The new news is that, on August 18, the CAT formally 'certified' the case. That means it has agreed to hear it. It hasn't set a date but, unless there is a settlement, it is fair to assume that there will be a hearing and a judgment.
The case is being brought by former financial ombudsman Walter Merricks. He claims that Mastercard's interchange fees, charged to retailers for card use and often passed on to customers in increased prices, broke EU law.
He's claiming around £10 billion on behalf of all individuals aged 16 or over who bought goods and services from a UK business that accepted Mastercard between 1992 and 2008. That's around 46 million people. The UK adult population is around 55 million. To put it in further perspective, to date around 43 million people in the UK have been fully vaccinated against Covid.
And if Merricks wins, Merricks' representatives will be given the daunting job of contacting all of them, checking their identities, working out how much they are owed, and paying them out, while weeding out fraudulent claims.
They will also have to satisfy the courts and Mastercard's lawyers that it is all being done correctly.
And it will all probably have to be set up and managed by a firm of solicitors.
It is an inevitable problem that will come with all successful group actions. How do you go about doing it? It's not something that gets taught on the LPC.
The traditional way of distributing the damages is to advertise and set up a call centre. Call handlers then take the details of potential claimants, ask them to email or send in documents, check them out, and pass on successful claims to be processed by a finance function.
This is a major, and costly, operation. But a necessary one, as distributing damages is, of course, the ultimate objective of a group action lawsuit.
The good news is that it really doesn't have to be this hard. FinLegal has a solution that can make this process much less time consuming, much easier to manage, and much more cost effective
Management by exception
Our class action claims automation platform has been designed to handle situations such as this.
We tailor the portal for each lawsuit. Potential claimants then access the platform via a web site. Once logged in, their whole experience will be automated.
The software asks them questions, gets data from them, and processes it, using artificial intelligence. In most cases, the software will be able to guide a claimant from onboarding to payment.
However, if there are any problems or ambiguities, the software will flag them to a human claims manager, who will take over.
I call this process 'management by exception' because human management is only needed in exceptional cases.
Using the call centre model, human management is needed in all cases.
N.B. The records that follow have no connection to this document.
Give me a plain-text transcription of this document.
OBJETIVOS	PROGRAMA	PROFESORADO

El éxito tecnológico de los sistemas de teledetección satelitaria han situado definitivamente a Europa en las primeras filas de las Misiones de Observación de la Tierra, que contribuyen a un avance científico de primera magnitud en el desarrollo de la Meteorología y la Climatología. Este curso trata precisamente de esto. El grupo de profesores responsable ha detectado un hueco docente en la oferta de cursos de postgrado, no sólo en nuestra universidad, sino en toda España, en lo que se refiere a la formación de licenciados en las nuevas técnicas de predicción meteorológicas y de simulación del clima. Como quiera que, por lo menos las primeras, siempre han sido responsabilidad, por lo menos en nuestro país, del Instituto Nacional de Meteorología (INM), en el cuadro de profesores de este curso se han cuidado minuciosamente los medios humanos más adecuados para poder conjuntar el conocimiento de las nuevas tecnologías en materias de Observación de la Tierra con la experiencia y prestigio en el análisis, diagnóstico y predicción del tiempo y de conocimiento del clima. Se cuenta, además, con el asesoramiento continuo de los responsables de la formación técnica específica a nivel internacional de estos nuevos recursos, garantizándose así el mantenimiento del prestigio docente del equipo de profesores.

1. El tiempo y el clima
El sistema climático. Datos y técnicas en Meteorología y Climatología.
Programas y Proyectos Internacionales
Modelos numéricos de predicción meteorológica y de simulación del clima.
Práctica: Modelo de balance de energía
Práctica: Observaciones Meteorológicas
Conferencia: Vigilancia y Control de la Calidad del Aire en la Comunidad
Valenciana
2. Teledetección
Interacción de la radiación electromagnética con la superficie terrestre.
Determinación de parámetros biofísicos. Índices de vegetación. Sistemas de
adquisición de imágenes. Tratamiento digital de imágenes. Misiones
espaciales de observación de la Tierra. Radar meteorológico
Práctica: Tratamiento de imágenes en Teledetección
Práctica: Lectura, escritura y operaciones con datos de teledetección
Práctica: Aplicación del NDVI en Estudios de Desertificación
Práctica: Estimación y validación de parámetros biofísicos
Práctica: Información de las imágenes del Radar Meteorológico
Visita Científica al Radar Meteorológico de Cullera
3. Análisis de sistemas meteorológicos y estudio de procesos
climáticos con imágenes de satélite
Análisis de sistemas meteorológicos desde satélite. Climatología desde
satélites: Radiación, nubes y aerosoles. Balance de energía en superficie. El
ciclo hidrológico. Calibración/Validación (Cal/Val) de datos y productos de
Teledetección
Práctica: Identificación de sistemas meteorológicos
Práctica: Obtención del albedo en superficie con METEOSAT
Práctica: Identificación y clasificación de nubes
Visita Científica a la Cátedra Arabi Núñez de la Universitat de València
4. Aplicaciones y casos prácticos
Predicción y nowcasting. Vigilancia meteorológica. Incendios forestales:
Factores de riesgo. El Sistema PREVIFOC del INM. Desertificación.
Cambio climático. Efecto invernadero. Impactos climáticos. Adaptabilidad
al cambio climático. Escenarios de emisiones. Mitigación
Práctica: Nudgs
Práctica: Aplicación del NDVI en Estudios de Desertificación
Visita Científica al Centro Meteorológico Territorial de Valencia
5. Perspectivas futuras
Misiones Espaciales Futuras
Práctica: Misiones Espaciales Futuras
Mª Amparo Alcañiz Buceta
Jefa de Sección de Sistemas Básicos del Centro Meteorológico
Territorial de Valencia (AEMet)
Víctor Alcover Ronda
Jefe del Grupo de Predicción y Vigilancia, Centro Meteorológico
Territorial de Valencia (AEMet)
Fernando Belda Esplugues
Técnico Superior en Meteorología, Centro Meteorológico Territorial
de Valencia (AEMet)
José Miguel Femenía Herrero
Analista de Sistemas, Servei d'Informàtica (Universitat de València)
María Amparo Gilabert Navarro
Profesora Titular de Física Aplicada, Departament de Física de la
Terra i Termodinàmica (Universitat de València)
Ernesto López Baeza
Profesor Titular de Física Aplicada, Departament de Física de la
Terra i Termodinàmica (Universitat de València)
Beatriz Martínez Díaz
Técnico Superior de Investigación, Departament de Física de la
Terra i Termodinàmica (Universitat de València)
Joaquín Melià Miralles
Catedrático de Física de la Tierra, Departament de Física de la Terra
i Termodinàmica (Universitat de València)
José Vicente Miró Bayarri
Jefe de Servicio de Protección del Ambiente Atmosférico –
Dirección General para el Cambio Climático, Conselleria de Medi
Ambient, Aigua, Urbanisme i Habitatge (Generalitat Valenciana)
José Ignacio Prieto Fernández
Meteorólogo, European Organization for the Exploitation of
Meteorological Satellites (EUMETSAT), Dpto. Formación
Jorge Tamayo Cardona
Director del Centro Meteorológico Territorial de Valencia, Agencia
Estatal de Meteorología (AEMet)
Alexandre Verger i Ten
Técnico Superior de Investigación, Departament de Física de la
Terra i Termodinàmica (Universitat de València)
That means at least 25 minutes of human interaction per claim. If there are millions of claimants, you are going to need a rather large call centre filled with claims handlers.
The costs of the call centre alone are likely to be many times more than the legal fees.
Using the management-by-exception software model, around three quarters of the claims will go through without the need for any human help. That reduces call centre costs by 75%.
Meaning that, for the law firm running the case, cost-per-claim will drop dramatically.
Access to justice
The economic case is clear. There is also an access to justice case for using the software: it makes group actions more viable.
To be clear: the cost of the call centre won't be paid for by the lawyers. It will come out of the damages pot, reducing the amount of money available to claimants.
Anybody who has been following the judgements in Merricks as it has gone from the CAT to the Supreme Court will be aware that the judges are keen to ensure that any group action that gets certified is viable.
They are very keen to ensure that the purpose of the case is to compensate claimants, not enrich lawyers. A case that is so expensive to run that it leaves claimants with very little left may not get certified.
Reducing the cost-per-claim will mean more cases happen because more cases become economically viable.
And increasingly lawyers are competing for claims with the CAT deciding which firm of lawyers is best placed to run the case.
The firm that can combine the strongest legal arguments with the lowest costs is likely to be the one that wins out in the end.
In short, the management by exception model makes financial sense for law firms running the case, benefits claimants, and makes more cases viable. There is no reason that I can think of not to use it.